1673P - Exploring different strategies to incorporate germline analysis in tumor whole genome sequencing

Background

Whole genome sequencing of tumors is gaining momentum for patients with advanced cancer. Pathogenic germline variants (PGVs) are detectable in tumor analysis and can be important in guiding therapy selection, cancer type diagnosis and/or for follow-up/surveillance. Here, we discuss different strategies to incorporate germline analyses in WGS-based tumor diagnostics for metastatic cancer patients.

Methods

Anonymized analysis of 988 WIDE (WGS Implementation in standard cancer Diagnostics for Every cancer patient) cases was performed to assess the prevalence of PGVs in 49 selected cancer predisposition genes. Three scenarios of integrated germline analysis were analyzed and compared to all PGVs detected in the 49 genes: 1) PGVs are reported based on a tumor type-specific gene panel, 2) and 3) are tumor-based analysis with subsequent referral for germline testing based on: ESMO Precision Medicine Working Group (2) recommendations or Dutch guidelines (3).

Results

92 PGVs in 24 different genes were detected in 90 unique patients (∼10% of all patients) across 20 different tumor types. Consequently, PGVs would also be detected in tumor types that are generally not referred for germline diagnostics. In scenario 1, 61 PGVs were detected with a 66% (59 of 90 pts) yield. The majority of unreported variants were tumor type-unspecific intermediate risk genes (CHEK2, ATM and MITF). Detection yields were lower in the tumor based scenarios 2 and 3. Based on the ESMO recommendation 36 of 92 PGVs would have been detected in 35 of 90 unique patients with a PGV present (39% yield). However, 58 additional patients without a PGV would have been referred for follow-up germline testing based on the presence of a somatic variant. Using national guidelines 44 of 92 PGVs would be detected in 43 patients of 90 unique patients with a PGV (48% yield). An additional 44 patients would be referred for germline analysis having a somatic variant as basis of their referral.

Conclusions

Adequate incorporation of germline DNA analysis holds the potential to identify clinically relevant PGVs. Ideally paired tumor/normal sequencing is performed for advanced cancer patients, enabling genome wide somatic analysis in combination with germline analysis using a tumor type-specific gene panel.

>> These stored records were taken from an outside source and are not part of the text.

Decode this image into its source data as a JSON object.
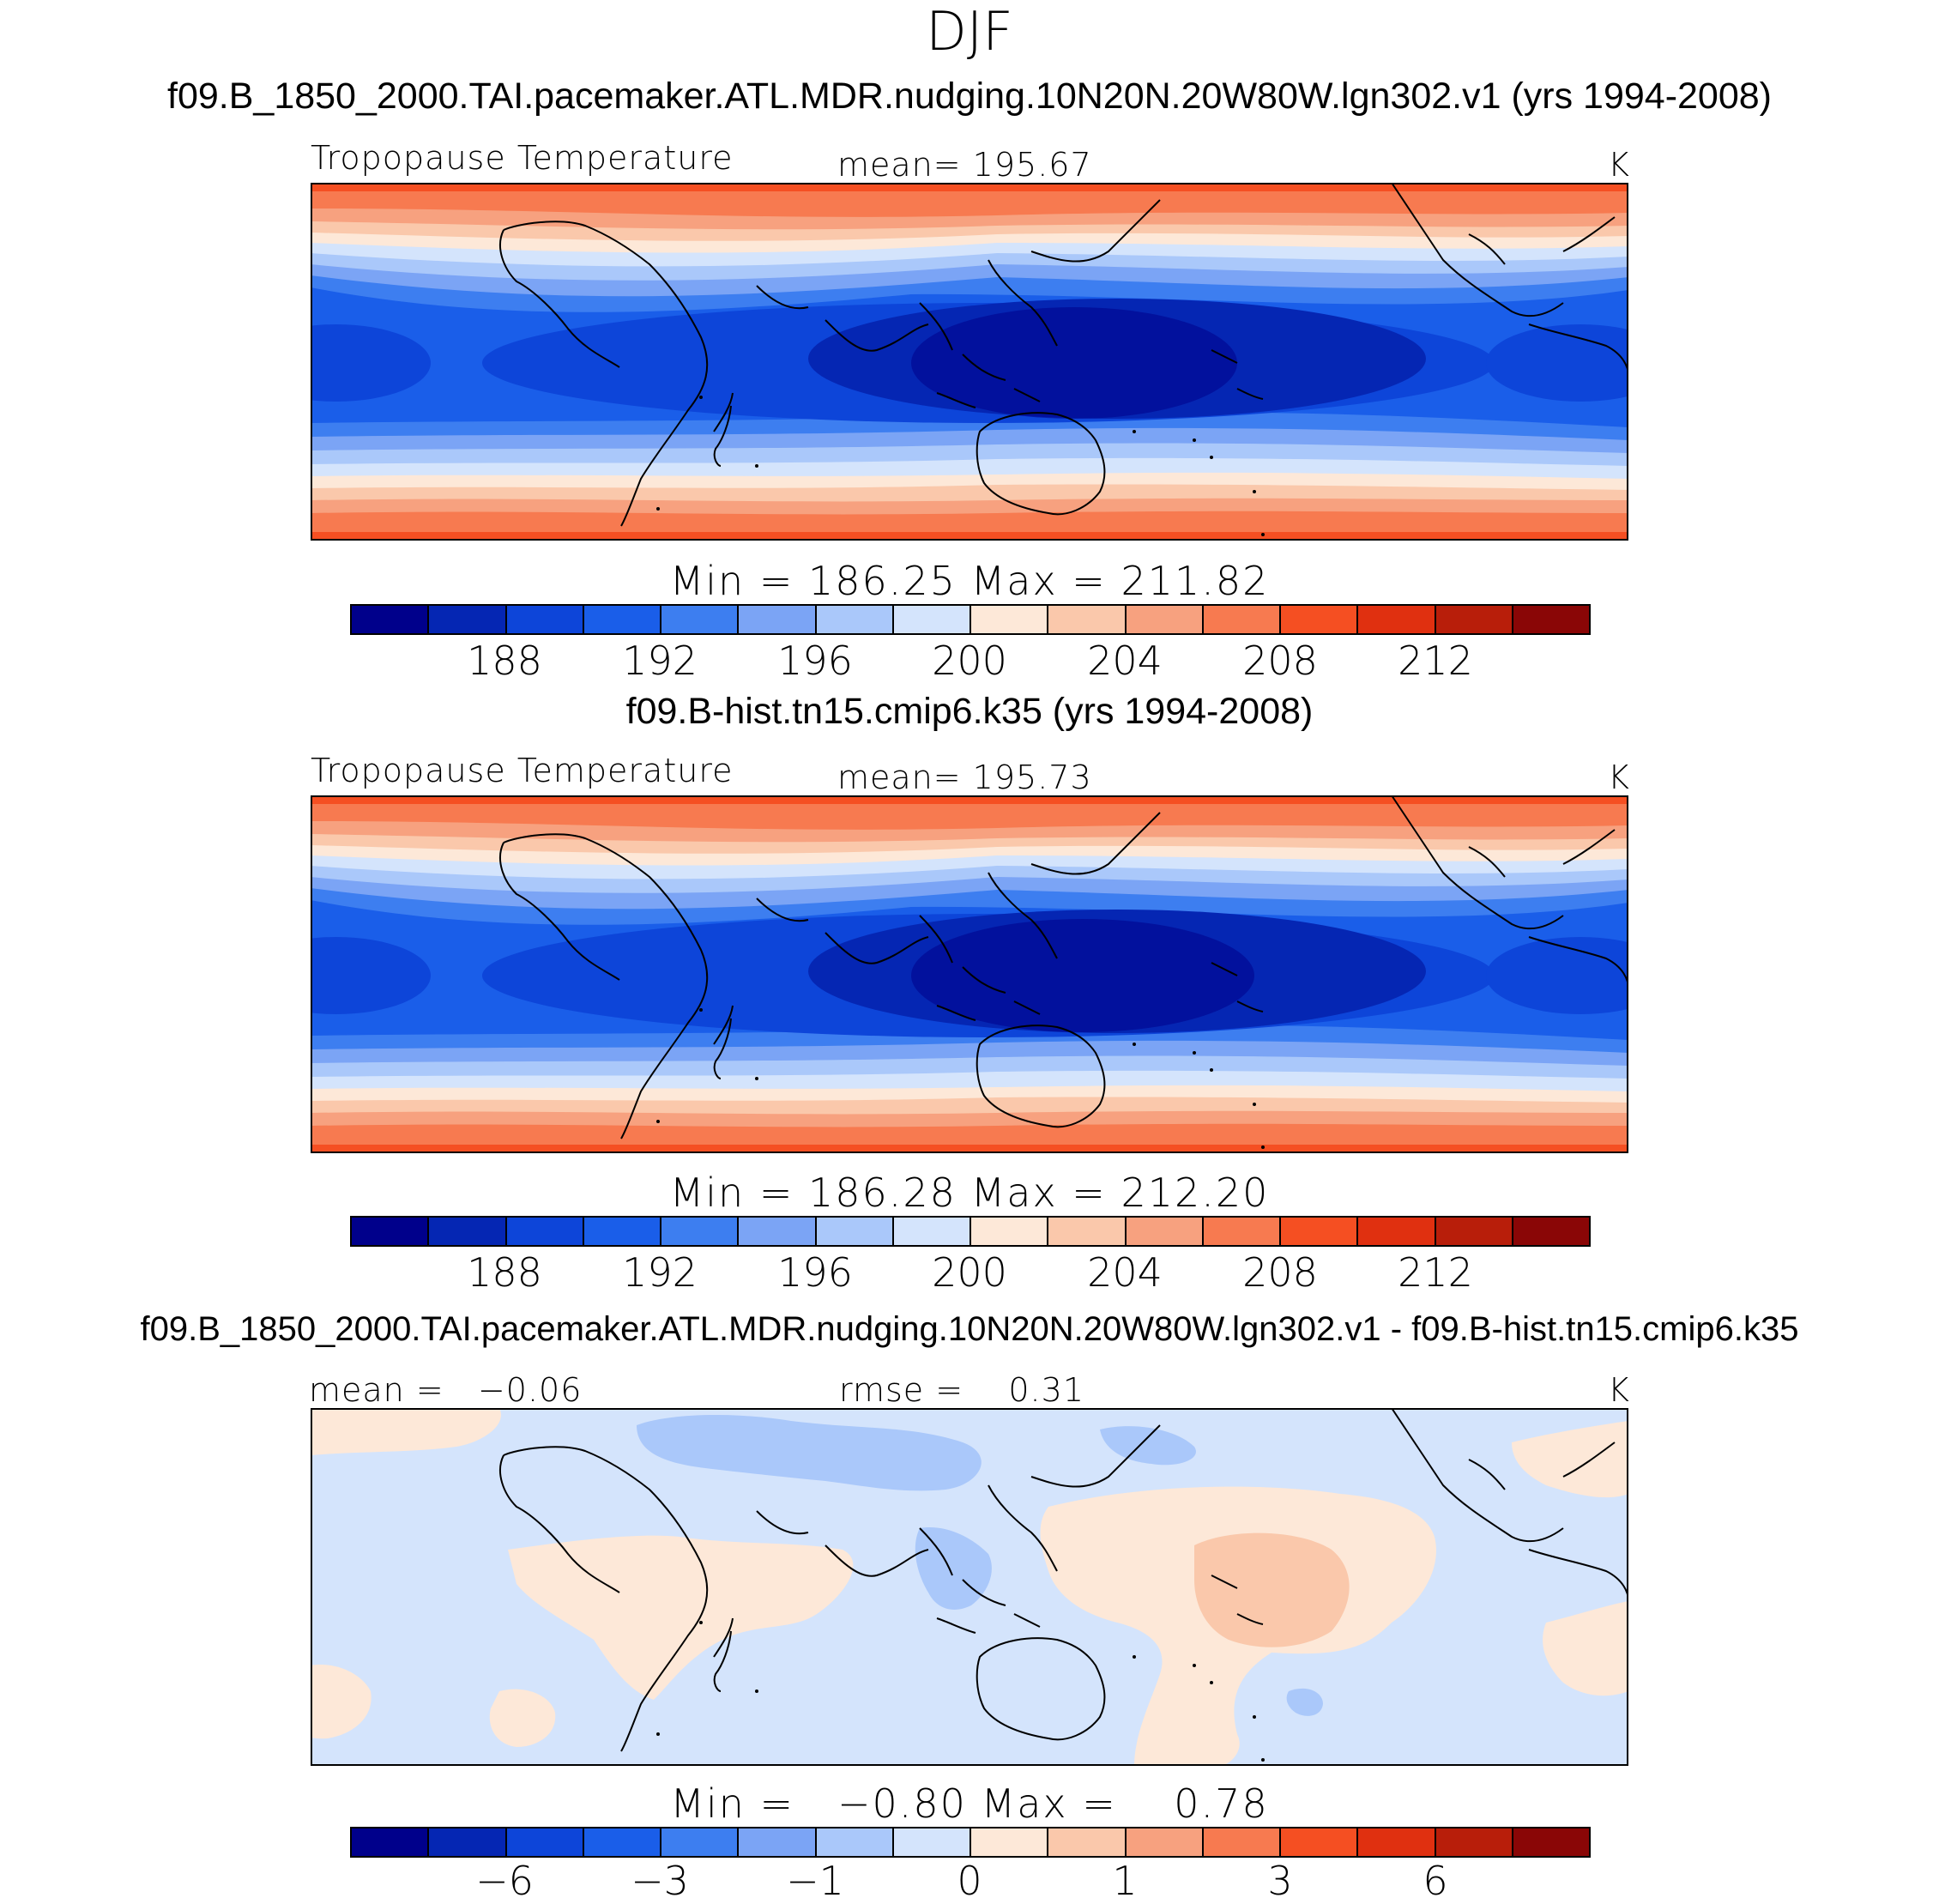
{
  "figure": {
    "season": "DJF",
    "colors": [
      "#00008b",
      "#0526b3",
      "#0d45d9",
      "#1a5ee9",
      "#3d7ef0",
      "#7ba4f5",
      "#aac8fa",
      "#d4e4fc",
      "#fde8d8",
      "#fac8ab",
      "#f7a17f",
      "#f77a50",
      "#f54f22",
      "#e03010",
      "#b81e0a",
      "#8a0606"
    ]
  },
  "panels": [
    {
      "case_title": "f09.B_1850_2000.TAI.pacemaker.ATL.MDR.nudging.10N20N.20W80W.lgn302.v1 (yrs 1994-2008)",
      "left_label": "Tropopause Temperature",
      "center_label": "mean= 195.67",
      "units": "K",
      "min_max": "Min = 186.25 Max = 211.82",
      "ticks": [
        "188",
        "192",
        "196",
        "200",
        "204",
        "208",
        "212"
      ]
    },
    {
      "case_title": "f09.B-hist.tn15.cmip6.k35 (yrs 1994-2008)",
      "left_label": "Tropopause Temperature",
      "center_label": "mean= 195.73",
      "units": "K",
      "min_max": "Min = 186.28 Max = 212.20",
      "ticks": [
        "188",
        "192",
        "196",
        "200",
        "204",
        "208",
        "212"
      ]
    },
    {
      "case_title": "f09.B_1850_2000.TAI.pacemaker.ATL.MDR.nudging.10N20N.20W80W.lgn302.v1 - f09.B-hist.tn15.cmip6.k35",
      "left_label": "mean =   −0.06",
      "center_label": "rmse =    0.31",
      "units": "K",
      "min_max": "Min =   −0.80 Max =    0.78",
      "ticks": [
        "−6",
        "−3",
        "−1",
        "0",
        "1",
        "3",
        "6"
      ]
    }
  ]
}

Clinical trial identification

Editorial acknowledgement

Legal entity responsible for the study

The authors.

Funding

The Netherlands Organisation for Health Research and Care innovation (ZonMW) and Hartwig Medical Foundation.

Disclosure

K. Monkhorst: Financial Interests, Institutional, Invited Speaker: AstraZeneca, MSD, Roche, Benecke; Financial Interests, Institutional, Research Grant: AstraZeneca; Financial Interests, Institutional, Advisory Board: Pfizer, BMS, AbbVie, Diaceutics, Lilly, Bayer, Boehringer Ingelheim, Roche; Non-Financial Interests, Institutional, Other: Takeda, PGDx, Delfi. All other authors have declared no conflicts of interest.